Vix.cpp

Appearance

Security

Security in Vix is explicit.

Vix does not automatically inject security layers. You control:

  • Authentication
  • Authorization
  • Validation
  • Headers
  • Error exposure

Basic header check

cpp
#include <vix.hpp>
#include <string>

using namespace vix;

int main()
{
  App app;

  app.get("/secure", [](Request& req, Response& res) {
    const std::string token = req.header("Authorization");

    if (token.empty())
    {
      res.status(401).json({
        "error", "Missing Authorization header"
      });
      return;
    }

    res.json({"ok", true});
  });

  app.run(8080);
}

Token validation pattern

cpp
app.get("/admin", [](Request& req, Response& res) {
  const std::string token = req.header("Authorization");

  if (token != "Bearer secret")
  {
    res.status(403).json({
      "error", "Forbidden"
    });
    return;
  }

  res.json({"access", "granted"});
});

Always validate tokens properly in production.

Input validation

Never trust user input.

cpp
app.get("/validate", [](Request& req, Response& res) {
  const std::string email = req.query_value("email", "");

  if (email.find('@') == std::string::npos)
  {
    res.status(400).json({
      "error", "Invalid email"
    });
    return;
  }

  res.json({"ok", true});
});

Avoid leaking internal details

Bad practice:

cpp
res.status(500).json({
  "error", e.what()
});

Better practice:

cpp
res.status(500).json({
  "error", "Internal server error"
});

Do not expose stack traces or internal logic.

Security headers

You can explicitly set security-related headers:

cpp
app.get("/", [](Request&, Response& res) {
  res.set_header("X-Content-Type-Options", "nosniff");
  res.set_header("X-Frame-Options", "DENY");
  res.set_header("Content-Security-Policy", "default-src 'self'");

  res.json({"ok", true});
});

HTTPS

For production:

  • Always run behind HTTPS
  • Use a reverse proxy (Nginx, Caddy, etc.)
  • Terminate TLS properly
  • Keep certificates updated

Vix focuses on runtime control.
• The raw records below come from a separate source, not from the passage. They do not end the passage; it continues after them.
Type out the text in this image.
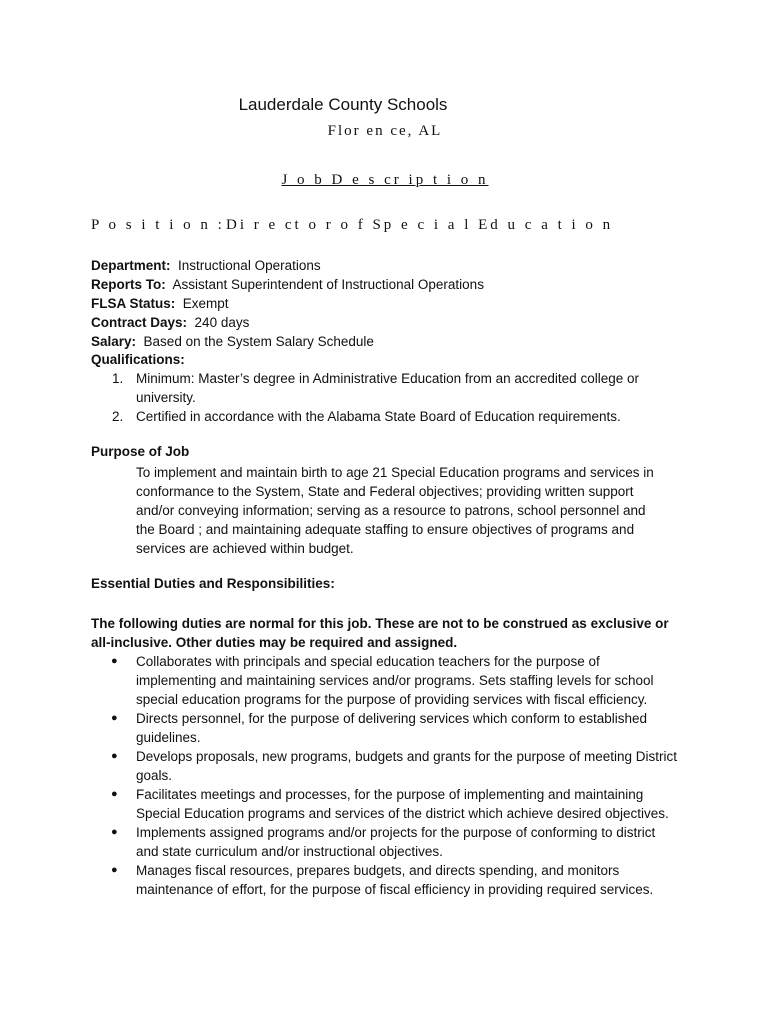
Lauderdale County Schools
Flor en ce, AL
J o b D e s cr ip t i o n
P o s i t i o n : Di r e ct o r o f Sp e c i a l Ed u c a t i o n
Department: Instructional Operations
Reports To: Assistant Superintendent of Instructional Operations
FLSA Status: Exempt
Contract Days: 240 days
Salary: Based on the System Salary Schedule
Qualifications:
1. Minimum: Master’s degree in Administrative Education from an accredited college or university.
2. Certified in accordance with the Alabama State Board of Education requirements.
Purpose of Job
To implement and maintain birth to age 21 Special Education programs and services in conformance to the System, State and Federal objectives; providing written support and/or conveying information; serving as a resource to patrons, school personnel and the Board ; and maintaining adequate staffing to ensure objectives of programs and services are achieved within budget.
Essential Duties and Responsibilities:
The following duties are normal for this job. These are not to be construed as exclusive or all-inclusive. Other duties may be required and assigned.
● Collaborates with principals and special education teachers for the purpose of implementing and maintaining services and/or programs. Sets staffing levels for school special education programs for the purpose of providing services with fiscal efficiency.
● Directs personnel, for the purpose of delivering services which conform to established guidelines.
● Develops proposals, new programs, budgets and grants for the purpose of meeting District goals.
● Facilitates meetings and processes, for the purpose of implementing and maintaining Special Education programs and services of the district which achieve desired objectives.
● Implements assigned programs and/or projects for the purpose of conforming to district and state curriculum and/or instructional objectives.
● Manages fiscal resources, prepares budgets, and directs spending, and monitors maintenance of effort, for the purpose of fiscal efficiency in providing required services.
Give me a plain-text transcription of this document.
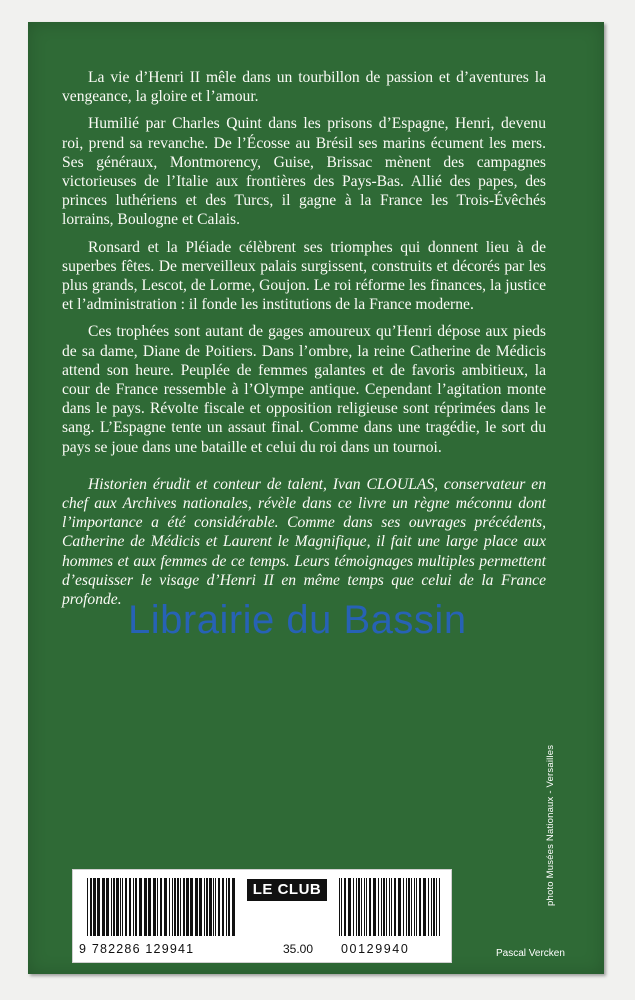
La vie d’Henri II mêle dans un tourbillon de passion et d’aventures la vengeance, la gloire et l’amour.

Humilié par Charles Quint dans les prisons d’Espagne, Henri, devenu roi, prend sa revanche. De l’Écosse au Brésil ses marins écument les mers. Ses généraux, Montmorency, Guise, Brissac mènent des campagnes victorieuses de l’Italie aux frontières des Pays-Bas. Allié des papes, des princes luthériens et des Turcs, il gagne à la France les Trois-Évêchés lorrains, Boulogne et Calais.

Ronsard et la Pléiade célèbrent ses triomphes qui donnent lieu à de superbes fêtes. De merveilleux palais surgissent, construits et décorés par les plus grands, Lescot, de Lorme, Goujon. Le roi réforme les finances, la justice et l’administration : il fonde les institutions de la France moderne.

Ces trophées sont autant de gages amoureux qu’Henri dépose aux pieds de sa dame, Diane de Poitiers. Dans l’ombre, la reine Catherine de Médicis attend son heure. Peuplée de femmes galantes et de favoris ambitieux, la cour de France ressemble à l’Olympe antique. Cependant l’agitation monte dans le pays. Révolte fiscale et opposition religieuse sont réprimées dans le sang. L’Espagne tente un assaut final. Comme dans une tragédie, le sort du pays se joue dans une bataille et celui du roi dans un tournoi.

Historien érudit et conteur de talent, Ivan CLOULAS, conservateur en chef aux Archives nationales, révèle dans ce livre un règne méconnu dont l’importance a été considérable. Comme dans ses ouvrages précédents, Catherine de Médicis et Laurent le Magnifique, il fait une large place aux hommes et aux femmes de ce temps. Leurs témoignages multiples permettent d’esquisser le visage d’Henri II en même temps que celui de la France profonde. Librairie du Bassin
photo Musées Nationaux - Versailles
LE CLUB
9 782286 129941	35.00 00129940	Pascal Vercken
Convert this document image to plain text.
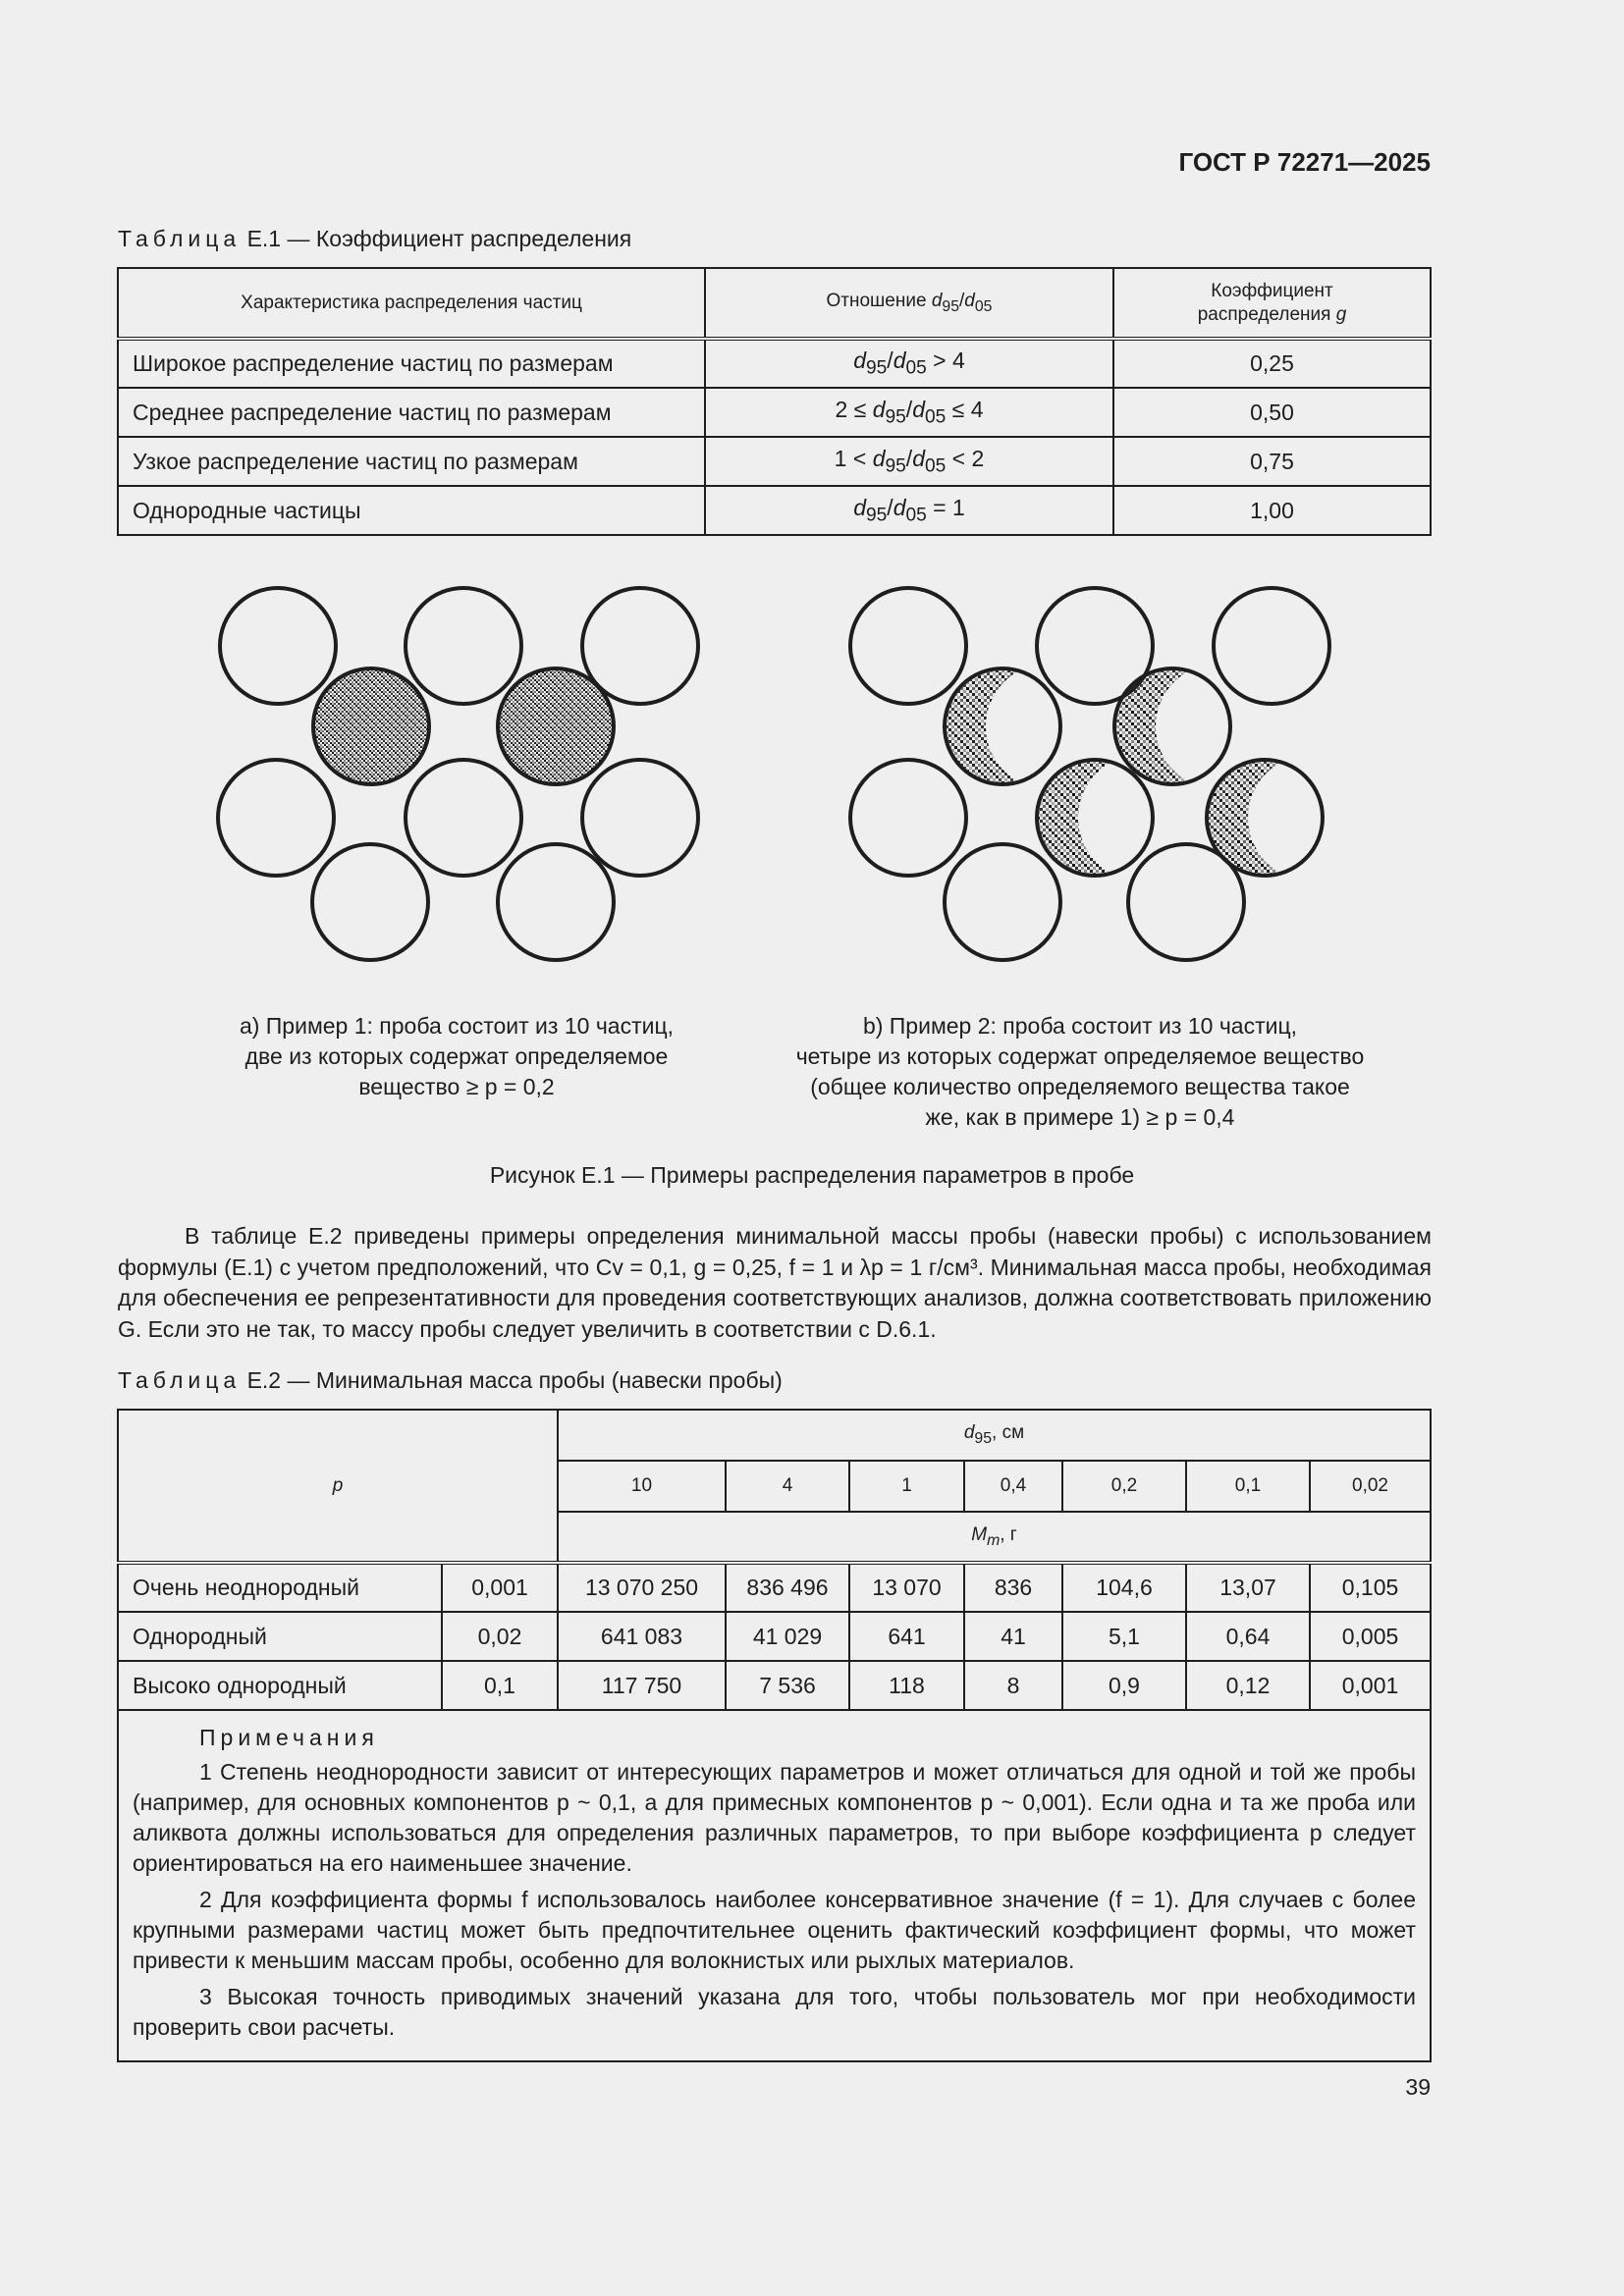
ГОСТ Р 72271—2025
Таблица Е.1 — Коэффициент распределения
Характеристика распределения частиц	Отношение $d_{95}/d_{05}$	Коэффициент
распределения g
Широкое распределение частиц по размерам	$d_{95}/d_{05} > 4$	0,25
Среднее распределение частиц по размерам	$2 \le d_{95}/d_{05} \le 4$	0,50
Узкое распределение частиц по размерам	$1 < d_{95}/d_{05} < 2$	0,75
Однородные частицы	$d_{95}/d_{05} = 1$	1,00
a) Пример 1: проба состоит из 10 частиц,
две из которых содержат определяемое
вещество ≥ p = 0,2
b) Пример 2: проба состоит из 10 частиц,
четыре из которых содержат определяемое вещество
(общее количество определяемого вещества такое
же, как в примере 1) ≥ p = 0,4
Рисунок Е.1 — Примеры распределения параметров в пробе
В таблице Е.2 приведены примеры определения минимальной массы пробы (навески пробы) с использованием формулы (Е.1) с учетом предположений, что Cv = 0,1, g = 0,25, f = 1 и λp = 1 г/см³. Минимальная масса пробы, необходимая для обеспечения ее репрезентативности для проведения соответствующих анализов, должна соответствовать приложению G. Если это не так, то массу пробы следует увеличить в соответствии с D.6.1.
Таблица Е.2 — Минимальная масса пробы (навески пробы)
p		$d_{95}$, см						
		10	4	1	0,4	0,2	0,1	0,02
		$M_m$, г						
Очень неоднородный	0,001	13 070 250	836 496	13 070	836	104,6	13,07	0,105
Однородный	0,02	641 083	41 029	641	41	5,1	0,64	0,005
Высоко однородный	0,1	117 750	7 536	118	8	0,9	0,12	0,001

Примечания

1 Степень неоднородности зависит от интересующих параметров и может отличаться для одной и той же пробы (например, для основных компонентов p ~ 0,1, а для примесных компонентов p ~ 0,001). Если одна и та же проба или аликвота должны использоваться для определения различных параметров, то при выборе коэффициента p следует ориентироваться на его наименьшее значение.

2 Для коэффициента формы f использовалось наиболее консервативное значение (f = 1). Для случаев с более крупными размерами частиц может быть предпочтительнее оценить фактический коэффициент формы, что может привести к меньшим массам пробы, особенно для волокнистых или рыхлых материалов.

3 Высокая точность приводимых значений указана для того, чтобы пользователь мог при необходимости проверить свои расчеты.								

39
Transport security should be properly configured at deployment level.

Rate limiting and protection

Vix does not enforce rate limiting automatically.

You can:

  • Implement custom counters
  • Use middleware patterns
  • Use a reverse proxy for rate limiting

Security mindset

Security is not a framework feature.

It is an architecture decision.

In Vix:

  • Nothing is automatic
  • Nothing is hidden
  • Everything is explicit

That makes auditing easier and behavior predictable.